Active Intrusion Detection

DC Two has deployed an Active Intrusion Detection System (IDS) to monitor and secure our networks and systems for malicious activities.

Most network providers have only implemented standard IDS systems whereby they will be notified if there is a problem, but most of the time, by the time you realise there is a problem, it can be too late, whereby with an Active IDS system, the system itself will watch for malicious activities and pro-actively block and engage with the potentially malicious traffic itself.

VLANs

A Virtual Local Area Network (or VLAN) has the same attributes as a physical Local Area Network (or LAN), but it is configured and run 'in memory' within the networking and communications equipment (switches and routers). A VLAN can also span across multiple switches and communications connections which can allow the VLAN to stretch out to connect remote sites.

VLANs are an ideal and very secure way to divide up network resources to allow multiple customers to share the same physical resources.

Network Segmentation

To ensure that the various network traffic segments do not interfere with each other, we have divided our internal network up into multiple VLANs. Network segmentation via VLANs keeps all of the network traffic such as SAN storage, internet, management, client data and any other traffic types completely separated from one another and unable to interfere and cause issue between each other.

Back End Hardware Management

All of the back end physical management interfaces and ports which control the base functions of physical servers, storage and networking hardware equipment are connected to their own completely separate physical network to ensure maximum security and segmentation and ensure that we always have full unencumbered access to control the entire platform, regardless of external communications.

Monitoring

All of the DC Two systems are monitored and checked every minute of every day by multiple alerting and notification systems to ensure that we can be on-top of any issues pro-actively, before they become a problem.

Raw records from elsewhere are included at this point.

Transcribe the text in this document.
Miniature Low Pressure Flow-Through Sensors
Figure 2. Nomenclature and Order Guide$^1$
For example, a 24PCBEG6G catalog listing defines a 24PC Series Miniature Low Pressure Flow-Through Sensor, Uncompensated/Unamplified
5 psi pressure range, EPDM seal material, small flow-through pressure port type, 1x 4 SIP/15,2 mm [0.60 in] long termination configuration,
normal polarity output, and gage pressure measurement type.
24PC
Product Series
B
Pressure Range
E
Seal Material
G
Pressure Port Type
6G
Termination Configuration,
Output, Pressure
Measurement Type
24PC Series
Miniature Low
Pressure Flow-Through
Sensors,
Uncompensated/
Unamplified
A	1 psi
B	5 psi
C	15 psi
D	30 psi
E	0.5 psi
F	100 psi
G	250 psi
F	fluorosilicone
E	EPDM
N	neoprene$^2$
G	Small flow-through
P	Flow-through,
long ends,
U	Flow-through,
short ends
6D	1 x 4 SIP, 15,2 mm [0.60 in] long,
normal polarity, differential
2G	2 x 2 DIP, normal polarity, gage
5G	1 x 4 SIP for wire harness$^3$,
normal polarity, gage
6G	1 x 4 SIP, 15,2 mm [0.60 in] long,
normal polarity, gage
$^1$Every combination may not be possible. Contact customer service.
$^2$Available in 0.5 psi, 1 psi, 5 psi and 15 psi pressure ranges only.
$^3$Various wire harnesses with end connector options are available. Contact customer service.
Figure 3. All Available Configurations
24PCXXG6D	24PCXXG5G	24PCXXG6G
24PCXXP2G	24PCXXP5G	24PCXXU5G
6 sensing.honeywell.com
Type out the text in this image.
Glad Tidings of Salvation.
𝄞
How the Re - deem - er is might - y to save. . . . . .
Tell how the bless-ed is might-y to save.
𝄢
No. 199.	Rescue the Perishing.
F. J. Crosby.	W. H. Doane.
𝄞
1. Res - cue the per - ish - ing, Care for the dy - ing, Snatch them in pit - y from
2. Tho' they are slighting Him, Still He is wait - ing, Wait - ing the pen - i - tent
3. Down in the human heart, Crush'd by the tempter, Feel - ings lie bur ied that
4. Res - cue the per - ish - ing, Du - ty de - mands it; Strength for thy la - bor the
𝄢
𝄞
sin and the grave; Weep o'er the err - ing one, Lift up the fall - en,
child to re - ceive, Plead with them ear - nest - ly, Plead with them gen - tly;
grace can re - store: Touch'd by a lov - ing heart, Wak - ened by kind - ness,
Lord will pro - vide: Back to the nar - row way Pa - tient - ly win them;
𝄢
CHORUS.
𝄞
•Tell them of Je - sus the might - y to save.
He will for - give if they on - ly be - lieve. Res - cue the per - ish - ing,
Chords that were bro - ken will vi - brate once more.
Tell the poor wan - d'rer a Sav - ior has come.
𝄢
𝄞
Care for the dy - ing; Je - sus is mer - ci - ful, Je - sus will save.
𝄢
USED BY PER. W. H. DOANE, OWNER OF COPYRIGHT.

Cloud Security - Additional Options

Virtualisation is the creation of a virtual (rather than actual) version of something, such as an operating system, a server, a storage device or network resources.

In addition to the standard security inclusions, there are also several additional security options which you may wish to deploy or implement depending on your requirements and needs such as;

BYO Virtual Appliance

DC Two provide a managed virtual firewall solution however you may wish to deploy a virtual firewall appliance that you are already using and/or familiar with. The DC Two virtual platform can facilitate just about any OS or virtual appliance but just to be sure, please contact DC Two with your specific enquiry.

BYO Physical Appliance

Perhaps your preference is to deploy a physical firewall appliance/device rather than virtual. DC Two can host your routers and join them into the DC Two virtual fabric very easily to give you full access and control over your environment.

Trend Micro SecureCloud

Trend Micro SecureCloud™ provides data protection for public and private clouds and your VMware vSphere virtual environments. Protect and control your confidential information with this efficient and easy-to-use data encryption service that keeps your data private and helps meet your regulatory compliance requirements.

SecureCloud can be deployed on hosted services or as an on-premise software application. Either way, you the customer, control the encryption keys, not the hosting provider, giving you the freedom to encrypt data in virtual data centers or in the cloud, and even to move data between cloud vendors.

Dedicated VM Nodes - Managed Compute and Managed Storage

If security is a serious concern for you and the above options still aren't enough, then considering private dedicated server hosts could be your next step.

DC Two would deploy sufficient physical server hosts dedicated just for you and your compute loads with your own managed private VMware environment, managed private Veeam backup environment which will ensure that the only network traffic that enters your hosts is your own traffic.

To take the dedicated hardware to the next level, we can, if required also deploy your own private managed SAN.